Trainer Jürgen Steib
Trainer Jürgen Steib (Quelle: Jürgen Meyer - KBUMM)
Gerolfings Vorstand Harald Steger besiegelt zusammen mit Högeräte-Langer Geschäftsführer Rudi Langer und FCG-Wirtschaftsbeiratsmitglied Hans Reuther die weitere Zusammenarbeit (von links nach rechts).
Gerolfings Vorstand Harald Steger besiegelt zusammen mit Högeräte-Langer Geschäftsführer Rudi Langer und FCG-Wirtschaftsbeiratsmitglied Hans Reuther die weitere Zusammenarbeit (von links nach rechts). (Quelle: FC Gerolfing)

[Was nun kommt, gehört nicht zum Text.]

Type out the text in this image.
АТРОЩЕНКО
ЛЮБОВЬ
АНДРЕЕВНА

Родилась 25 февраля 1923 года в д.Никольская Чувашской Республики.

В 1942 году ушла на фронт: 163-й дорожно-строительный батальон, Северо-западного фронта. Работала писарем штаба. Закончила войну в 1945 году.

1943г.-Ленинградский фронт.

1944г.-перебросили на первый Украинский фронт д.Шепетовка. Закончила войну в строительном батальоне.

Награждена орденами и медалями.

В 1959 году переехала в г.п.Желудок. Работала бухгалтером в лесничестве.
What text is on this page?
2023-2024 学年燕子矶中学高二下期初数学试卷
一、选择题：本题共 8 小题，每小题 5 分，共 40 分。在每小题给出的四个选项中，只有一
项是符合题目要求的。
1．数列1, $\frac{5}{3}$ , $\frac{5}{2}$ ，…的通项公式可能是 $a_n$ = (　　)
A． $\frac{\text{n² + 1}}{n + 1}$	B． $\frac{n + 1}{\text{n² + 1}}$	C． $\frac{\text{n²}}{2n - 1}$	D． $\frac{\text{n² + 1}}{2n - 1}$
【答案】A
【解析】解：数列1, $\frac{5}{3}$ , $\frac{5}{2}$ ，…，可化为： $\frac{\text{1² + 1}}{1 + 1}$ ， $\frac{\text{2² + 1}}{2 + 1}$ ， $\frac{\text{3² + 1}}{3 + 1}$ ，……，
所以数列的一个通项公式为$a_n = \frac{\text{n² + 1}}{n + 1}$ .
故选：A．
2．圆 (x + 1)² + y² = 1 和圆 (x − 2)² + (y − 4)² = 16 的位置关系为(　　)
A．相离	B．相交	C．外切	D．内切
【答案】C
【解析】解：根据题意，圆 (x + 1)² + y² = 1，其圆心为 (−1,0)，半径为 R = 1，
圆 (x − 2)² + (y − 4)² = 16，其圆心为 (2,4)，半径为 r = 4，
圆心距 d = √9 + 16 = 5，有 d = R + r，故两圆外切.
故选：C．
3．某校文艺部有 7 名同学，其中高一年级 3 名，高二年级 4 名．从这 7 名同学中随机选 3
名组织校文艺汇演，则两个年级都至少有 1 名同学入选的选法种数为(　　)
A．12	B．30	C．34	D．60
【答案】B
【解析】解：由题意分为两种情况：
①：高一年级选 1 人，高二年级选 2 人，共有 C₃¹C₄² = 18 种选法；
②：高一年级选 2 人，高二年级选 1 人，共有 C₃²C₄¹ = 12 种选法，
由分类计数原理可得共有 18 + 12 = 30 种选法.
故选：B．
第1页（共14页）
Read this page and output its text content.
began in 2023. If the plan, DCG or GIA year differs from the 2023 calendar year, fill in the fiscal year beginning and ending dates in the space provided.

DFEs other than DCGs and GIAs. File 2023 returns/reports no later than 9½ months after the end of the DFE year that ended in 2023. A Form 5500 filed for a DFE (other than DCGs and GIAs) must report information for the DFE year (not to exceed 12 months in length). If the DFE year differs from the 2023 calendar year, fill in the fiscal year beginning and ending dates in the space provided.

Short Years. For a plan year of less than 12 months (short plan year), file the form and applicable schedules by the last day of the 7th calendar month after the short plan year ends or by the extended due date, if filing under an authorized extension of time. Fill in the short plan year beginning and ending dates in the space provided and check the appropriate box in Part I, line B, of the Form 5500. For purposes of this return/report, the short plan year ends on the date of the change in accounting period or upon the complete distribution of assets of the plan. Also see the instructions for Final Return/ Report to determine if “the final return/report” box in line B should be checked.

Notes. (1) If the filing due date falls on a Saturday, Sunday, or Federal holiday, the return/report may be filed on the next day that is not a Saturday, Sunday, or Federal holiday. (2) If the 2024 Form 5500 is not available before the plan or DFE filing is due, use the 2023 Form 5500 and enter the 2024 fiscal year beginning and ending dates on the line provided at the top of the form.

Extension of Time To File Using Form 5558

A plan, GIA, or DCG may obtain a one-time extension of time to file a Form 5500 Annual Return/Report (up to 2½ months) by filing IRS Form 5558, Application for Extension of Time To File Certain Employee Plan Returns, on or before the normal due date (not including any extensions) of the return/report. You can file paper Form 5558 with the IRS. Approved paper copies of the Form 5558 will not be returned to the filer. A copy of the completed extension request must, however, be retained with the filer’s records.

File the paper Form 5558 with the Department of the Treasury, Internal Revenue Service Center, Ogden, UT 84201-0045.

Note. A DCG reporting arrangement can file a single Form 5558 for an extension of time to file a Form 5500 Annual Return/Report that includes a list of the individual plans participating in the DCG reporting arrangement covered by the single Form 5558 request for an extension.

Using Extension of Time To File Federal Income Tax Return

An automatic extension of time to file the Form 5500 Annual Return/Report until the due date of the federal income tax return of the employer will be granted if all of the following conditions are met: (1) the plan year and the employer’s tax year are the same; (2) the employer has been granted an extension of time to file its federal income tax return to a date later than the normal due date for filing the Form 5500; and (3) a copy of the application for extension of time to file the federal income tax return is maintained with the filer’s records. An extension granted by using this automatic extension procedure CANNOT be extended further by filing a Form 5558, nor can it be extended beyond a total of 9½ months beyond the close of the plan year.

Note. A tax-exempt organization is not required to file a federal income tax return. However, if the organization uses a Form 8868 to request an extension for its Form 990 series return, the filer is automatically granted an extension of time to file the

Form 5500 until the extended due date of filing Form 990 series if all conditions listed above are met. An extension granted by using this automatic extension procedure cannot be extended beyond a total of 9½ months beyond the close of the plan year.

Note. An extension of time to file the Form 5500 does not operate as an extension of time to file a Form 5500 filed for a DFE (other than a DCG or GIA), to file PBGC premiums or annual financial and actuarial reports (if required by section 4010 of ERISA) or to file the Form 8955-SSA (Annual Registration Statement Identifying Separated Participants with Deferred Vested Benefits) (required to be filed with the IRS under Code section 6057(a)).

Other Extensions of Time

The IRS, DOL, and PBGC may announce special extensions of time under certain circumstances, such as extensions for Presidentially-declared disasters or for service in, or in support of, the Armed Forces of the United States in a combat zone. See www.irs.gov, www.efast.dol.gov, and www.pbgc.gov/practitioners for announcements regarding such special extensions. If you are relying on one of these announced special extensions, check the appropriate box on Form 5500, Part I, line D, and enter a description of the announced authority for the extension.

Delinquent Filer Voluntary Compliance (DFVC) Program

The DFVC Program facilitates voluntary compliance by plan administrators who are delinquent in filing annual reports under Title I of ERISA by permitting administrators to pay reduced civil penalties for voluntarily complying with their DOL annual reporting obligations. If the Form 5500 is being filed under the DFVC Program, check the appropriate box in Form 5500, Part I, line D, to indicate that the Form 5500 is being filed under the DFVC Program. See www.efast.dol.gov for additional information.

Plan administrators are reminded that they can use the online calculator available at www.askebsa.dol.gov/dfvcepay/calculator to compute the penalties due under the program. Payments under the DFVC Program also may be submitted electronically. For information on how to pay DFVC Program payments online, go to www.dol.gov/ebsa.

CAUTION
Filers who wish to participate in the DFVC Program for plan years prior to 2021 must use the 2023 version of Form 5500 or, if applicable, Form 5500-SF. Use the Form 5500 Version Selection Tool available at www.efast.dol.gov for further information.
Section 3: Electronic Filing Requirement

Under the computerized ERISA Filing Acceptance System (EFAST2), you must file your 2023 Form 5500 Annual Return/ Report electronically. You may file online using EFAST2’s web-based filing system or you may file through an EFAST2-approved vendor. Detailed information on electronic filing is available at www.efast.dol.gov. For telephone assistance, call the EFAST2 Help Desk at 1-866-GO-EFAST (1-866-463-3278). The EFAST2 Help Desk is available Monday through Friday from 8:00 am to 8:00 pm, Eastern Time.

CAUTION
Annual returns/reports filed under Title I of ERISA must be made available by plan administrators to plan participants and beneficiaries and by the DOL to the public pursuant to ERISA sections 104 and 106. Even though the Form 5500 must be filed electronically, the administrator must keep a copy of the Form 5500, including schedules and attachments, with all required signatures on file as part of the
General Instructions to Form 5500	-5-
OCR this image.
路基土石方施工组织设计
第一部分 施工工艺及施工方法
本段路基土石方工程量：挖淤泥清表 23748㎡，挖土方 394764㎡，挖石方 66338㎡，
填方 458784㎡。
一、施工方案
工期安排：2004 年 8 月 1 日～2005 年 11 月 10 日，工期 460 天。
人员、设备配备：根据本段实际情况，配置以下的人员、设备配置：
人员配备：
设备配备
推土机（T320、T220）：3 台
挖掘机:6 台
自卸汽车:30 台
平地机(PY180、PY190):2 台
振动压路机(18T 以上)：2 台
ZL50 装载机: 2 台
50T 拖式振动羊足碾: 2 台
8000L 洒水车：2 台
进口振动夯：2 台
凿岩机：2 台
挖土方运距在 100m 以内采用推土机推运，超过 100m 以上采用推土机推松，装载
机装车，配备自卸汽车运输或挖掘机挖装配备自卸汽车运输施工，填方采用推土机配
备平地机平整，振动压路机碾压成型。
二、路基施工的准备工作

Als Interimslösung wurde Andreas Steinberger vorgestellt. Der bisherige Trainer der Gerolfinger Reserve wird beim Derby am kommenden Samstag gegen den SV Manching an der Seitenlinie stehen. Der 27-Jährige gewann mit der zweiten Mannschaft in der Kreisklasse acht der letzten neun Partien und gilt als großes Trainer-Talent. Ob Steinberger jedoch bis zum Saisonende oder sogar darüber hinaus in Gerolfing auf der Bank sitzen wird, ist noch unklar: "Das haben wir noch nicht entschieden. Darüber werden wir in den nächsten Tagen sprechen", erklärt Gerolfings Fußball-Abteilungsleiter. Steinberger selbst will sich zu seiner Beförderung nicht äußern, denn: "Mein Fokus liegt einzig und allein auf dem Team." Die Aufgabe bei seinem Debüt als Cheftrainer der ersten Mannschaft könnte sicherlich eine einfachere sein. Die Manchinger führen die Tabelle - bei einem Spiel weniger als Verfolger Jetzendorf - souverän mit acht Zählern Vorsprung an. Steger glaubt dennoch weiterhin an den Klassenerhalt: "Wir haben weiterhin eine realistische Chance. Am kommenden Mittwoch haben wir die Möglichkeit, im Nachholspiel gegen Schwabing München zu punkten und dann geht es in den entscheidenden Spielen gegen Günding und Scheyern Die Münchener belegen Rang elf, Günding liegt direkt vor Gerolfing auf Platz 13 und die Scheyerner sind Tabellenvorletzter. Am vorletzten Spieltag reisen die Grünhemden dann zum Tabellenzehnten Lerchenau und zum Saisonabschluss empfangen sie Aufsteiger Moosburg (Achter). Durchaus machbare Aufgaben für die Ingolstädter, deren größtes Problem das Toreschießen ist (gemeinsam mit Scheyern und Sandersdorf die schwächste Offensive). Dennoch planen Steger und Co. natürlich zweigleisig: "Wir führen gerade Gespräche mit den Spielern. Dabei müssen alle, die bleiben wollen, auch ihre Zusage für die Kreisliga geben. Denn eines ist auch klar: Falls wir tatschlich den bitteren Gang in die Kreisliga antreten müssen, wollen wir in der neuen Saison gleich wieder angreifen." Die finanzielle Zukunft der Gerolfinger ist indes gesichert, denn Hauptsponsor Hörgeräte Langer verlängerte den auslaufenden Sponsoring-Vertrag mit dem FC um zwei Jahre bis Juli 2019. In der Pressemitteilung heißt es: "Das umfangreiche Paket umfasst wie bisher die Seniorenmannschaften, sowie das Jugendförderkonzept, das ebenfalls in bewährter Weise fortgeführt wird." Geschäftsführer Rudolf Langer wird dem neu besetzten Wirtschaftsbeiratsgremium des FC Gerolfing zuarbeiten.